Ignatius: I didn't get your point , tought you were saying "this is America so if you don't think like me then fuck you" which irritates me deeply because of what appeared to me as a connection between the American dream of freedom and the attitude "fuck you because you're different" which is a plague.
posted by elpapacito at 6:33 PM on June 9, 2003


That's because I didn't get the point across well. :)

"fuck you because you're different"

I can't stand that attitude, though I was basically saying "if you think 'fuck you because you're different' than fuck you." Glad to clear that up.
posted by Ignatius J. Reilly at 7:34 PM on June 9, 2003




He'll never win, but I wish him well. I cringe every time I have to present ID - you just aren't free if someone can always keep tabs on you. Air travel is frustrating and uncomfortable to begin with; when you add young studs in camofluage wielding automatic weapons, long lines through unpredictable security scanners, bored functionaries with the power to make your life miserable, and security so pathetic I think of a new way to sneak through it every time I fly, it's just oppressive and unhappy and not something I would do if I had a choice about it.
posted by Mars Saxman at 8:45 PM on June 9, 2003


I still keep coming back to the point that using ID to confirm your identity to a profiling system is mathematically unsound. Over-reliance on the CAPPS system adds no security to the system; indeed, it can be shown that security is actually weaker with CAPPS in place than without.

That said, I don't understand why the government is so adamantly protecting a system so fundamentally flawed that it cannot be fixed. There is no fix for CAPPS; there is no implementation trick, no administrative quirk that once ironed out will allow it to operate to its claimed efficacy. It's just not in the math; the proof of profiling's weaknesses is independent of the details of that system.

I cannot help but think that the real purpose behind demands for ID is not security, but tracking the movements of citizens within the US-- which I think even the Supreme Court as it now sits would not hesitate to declare unconstitutional.
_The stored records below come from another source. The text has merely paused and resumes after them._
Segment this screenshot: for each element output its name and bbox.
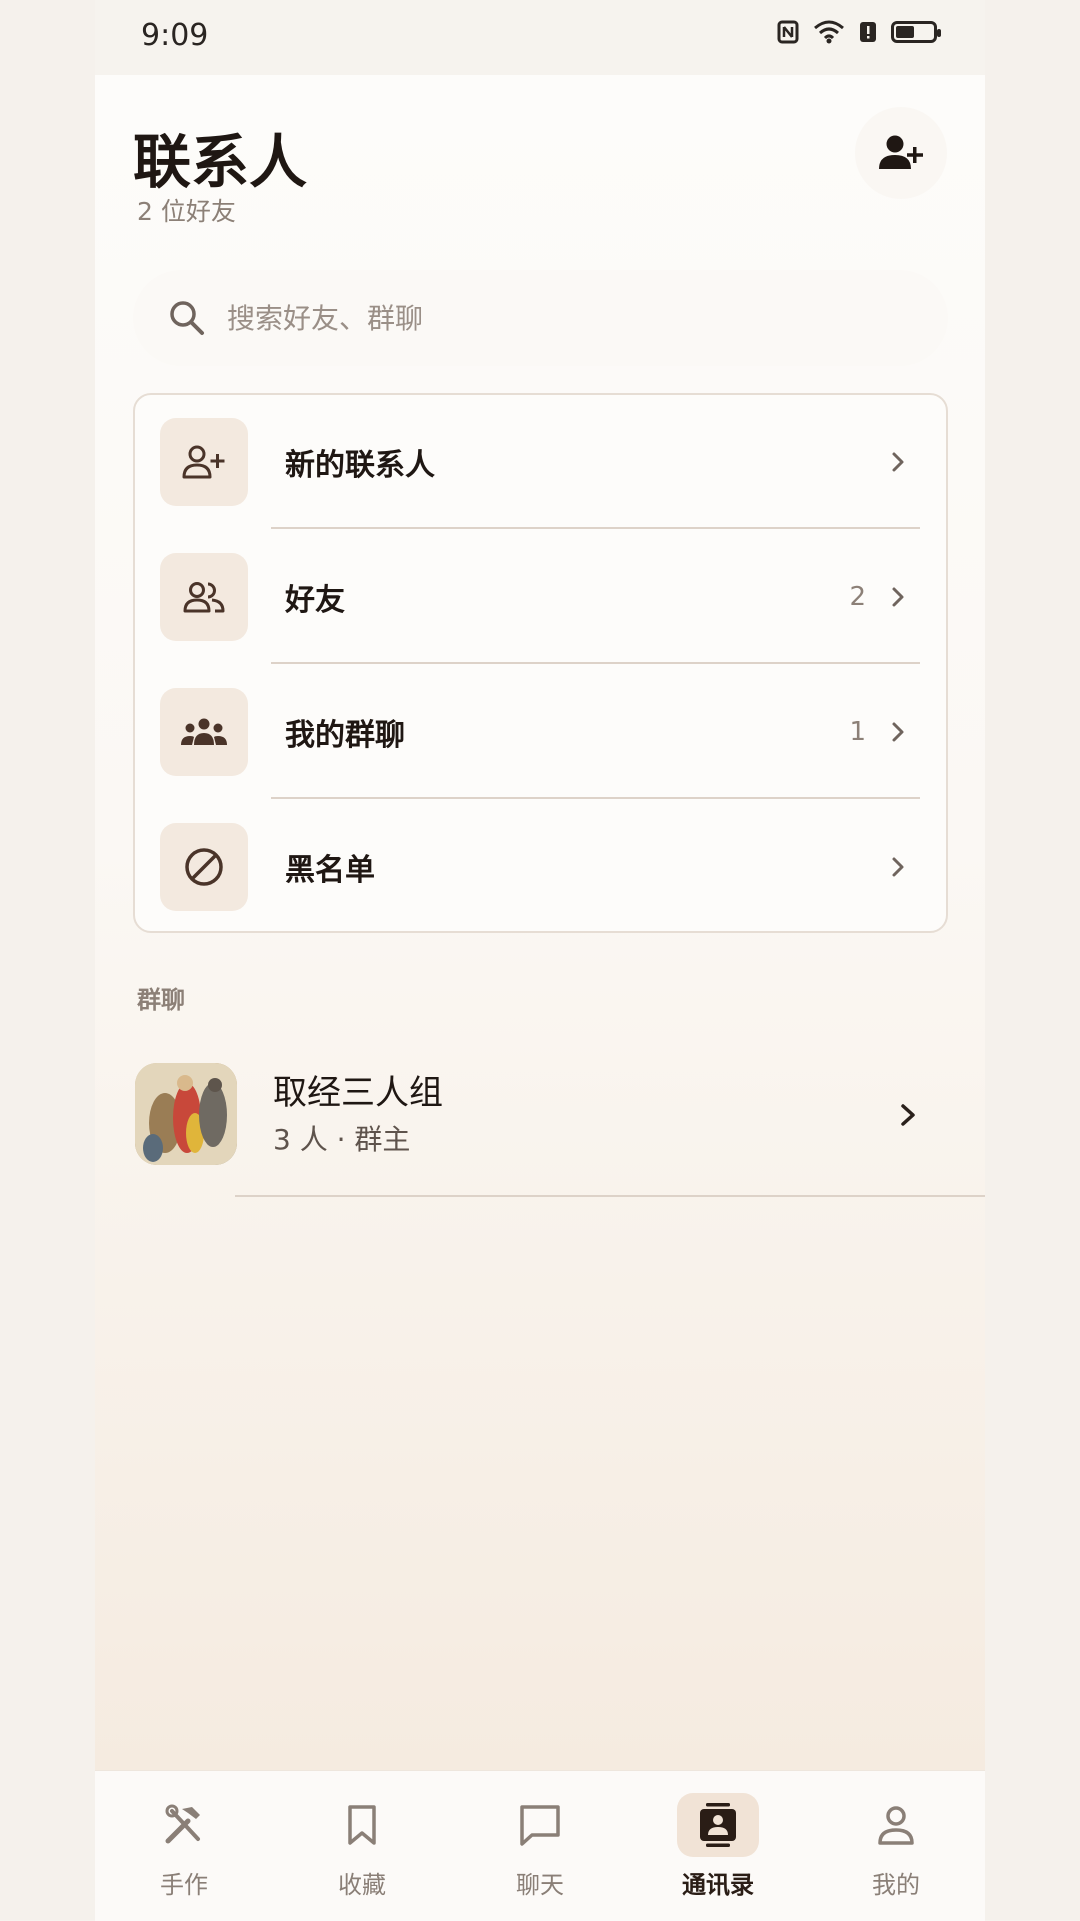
menu-my-groups[interactable]: 我的群聊 1	[135, 665, 946, 799]
menu-count: 2	[849, 582, 866, 612]
tab-me[interactable]: 我的	[807, 1771, 985, 1921]
status-time: 9:09	[141, 18, 209, 53]
contacts-screen: 联系人 2 位好友 新的联系人	[95, 75, 985, 1770]
right-margin	[985, 0, 1080, 1920]
wifi-icon	[814, 20, 844, 44]
friend-count: 2 位好友	[137, 197, 236, 226]
tab-label: 我的	[872, 1871, 920, 1899]
menu-label: 好友	[285, 583, 345, 618]
tools-icon	[143, 1793, 225, 1857]
group-name: 取经三人组	[273, 1073, 443, 1113]
section-label-groups: 群聊	[137, 986, 185, 1014]
tab-label: 聊天	[516, 1871, 564, 1899]
search-input[interactable]	[225, 300, 829, 336]
group-avatar	[135, 1063, 237, 1165]
tab-label: 通讯录	[682, 1871, 754, 1899]
tab-crafts[interactable]: 手作	[95, 1771, 273, 1921]
tab-contacts[interactable]: 通讯录	[629, 1771, 807, 1921]
chevron-right-icon	[892, 587, 904, 607]
left-margin	[0, 0, 95, 1920]
bookmark-icon	[321, 1793, 403, 1857]
chevron-right-icon	[892, 452, 904, 472]
group-divider	[235, 1195, 985, 1197]
tab-label: 收藏	[338, 1871, 386, 1899]
bottom-tab-bar: 手作 收藏 聊天 通讯录 我的	[95, 1770, 985, 1921]
people-icon	[160, 553, 248, 641]
tab-chat[interactable]: 聊天	[451, 1771, 629, 1921]
contacts-icon	[677, 1793, 759, 1857]
battery-icon	[891, 21, 941, 43]
group-meta: 3 人 · 群主	[273, 1123, 411, 1156]
chevron-right-icon	[901, 1104, 915, 1126]
menu-friends[interactable]: 好友 2	[135, 530, 946, 664]
row-divider	[271, 527, 920, 529]
block-icon	[160, 823, 248, 911]
menu-blacklist[interactable]: 黑名单	[135, 800, 946, 934]
group-icon	[160, 688, 248, 776]
menu-label: 新的联系人	[285, 448, 435, 483]
add-friend-icon	[879, 135, 923, 169]
page-title: 联系人	[133, 128, 308, 196]
menu-new-contacts[interactable]: 新的联系人	[135, 395, 946, 529]
chat-icon	[499, 1793, 581, 1857]
tab-label: 手作	[160, 1871, 208, 1899]
group-row[interactable]: 取经三人组 3 人 · 群主	[133, 1060, 948, 1195]
alert-icon	[860, 22, 876, 42]
chevron-right-icon	[892, 857, 904, 877]
search-bar[interactable]	[133, 270, 948, 366]
tab-favorites[interactable]: 收藏	[273, 1771, 451, 1921]
row-divider	[271, 797, 920, 799]
menu-label: 我的群聊	[285, 718, 405, 753]
add-friend-button[interactable]	[855, 107, 947, 199]
nfc-icon	[777, 20, 799, 44]
row-divider	[271, 662, 920, 664]
chevron-right-icon	[892, 722, 904, 742]
menu-label: 黑名单	[285, 853, 375, 888]
search-icon	[170, 301, 204, 335]
contacts-menu-card: 新的联系人 好友 2 我的群聊 1 黑名单	[133, 393, 948, 933]
menu-count: 1	[849, 717, 866, 747]
status-icons	[777, 20, 941, 44]
status-bar: 9:09	[95, 0, 985, 75]
add-person-icon	[160, 418, 248, 506]
profile-icon	[855, 1793, 937, 1857]
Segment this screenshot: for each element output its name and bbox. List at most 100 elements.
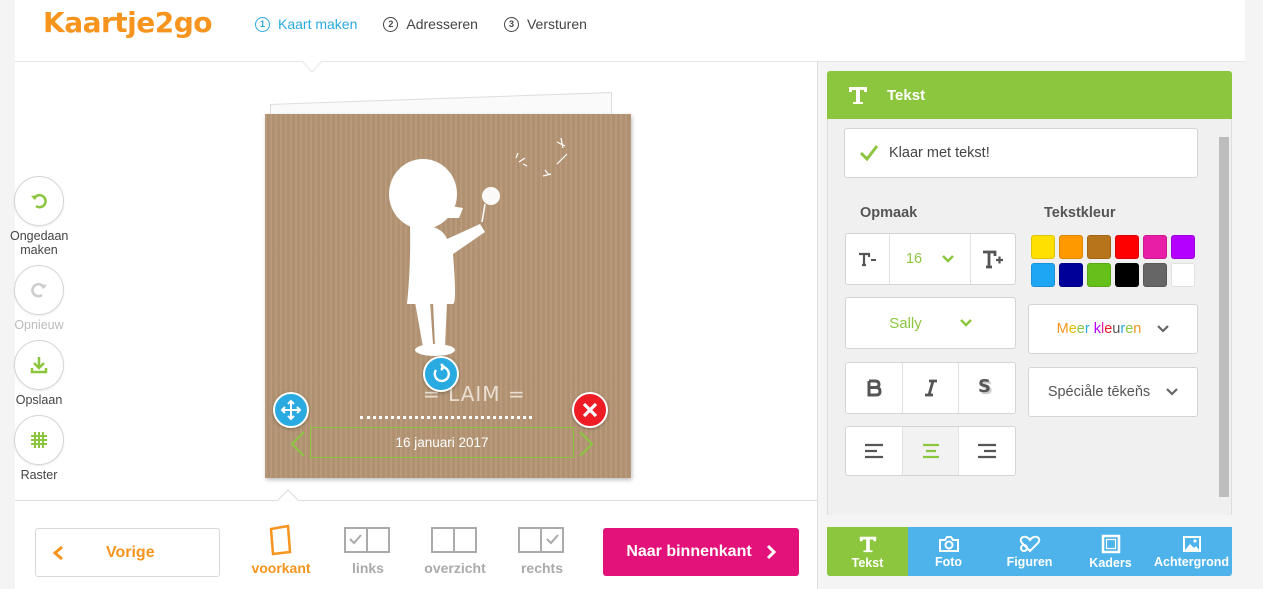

I really hate finding myself out on this extreme edge of opinion, but I have no other recourse in this matter. Nothing else makes any logical sense.
posted by Cerebus at 10:01 PM on June 9, 2003


There is NO purpose for checking IDs beyond the airlines' desire to preserve the non-transferability of their haphazardly-priced tickets. None. Bag checks, random searches could all be conducted without any need for identification.

And this original greed motivation has permeated other sectors even though it has no basis in security. At buildings here in DC where I know the guards well enough to get a straight answer, I have asked them, "Why do you check IDs? You don't check against a list, you don't check to see if they are flagged. You just check them. You are, essentially, proving I can drive." On several occasions they have admitted there is NO reason to check them. They don't know why they do, they've just been told to check them.

I certainly some suit like this will succeed. I do not understand those of you who believe the illusion of security is worth anything without the reality.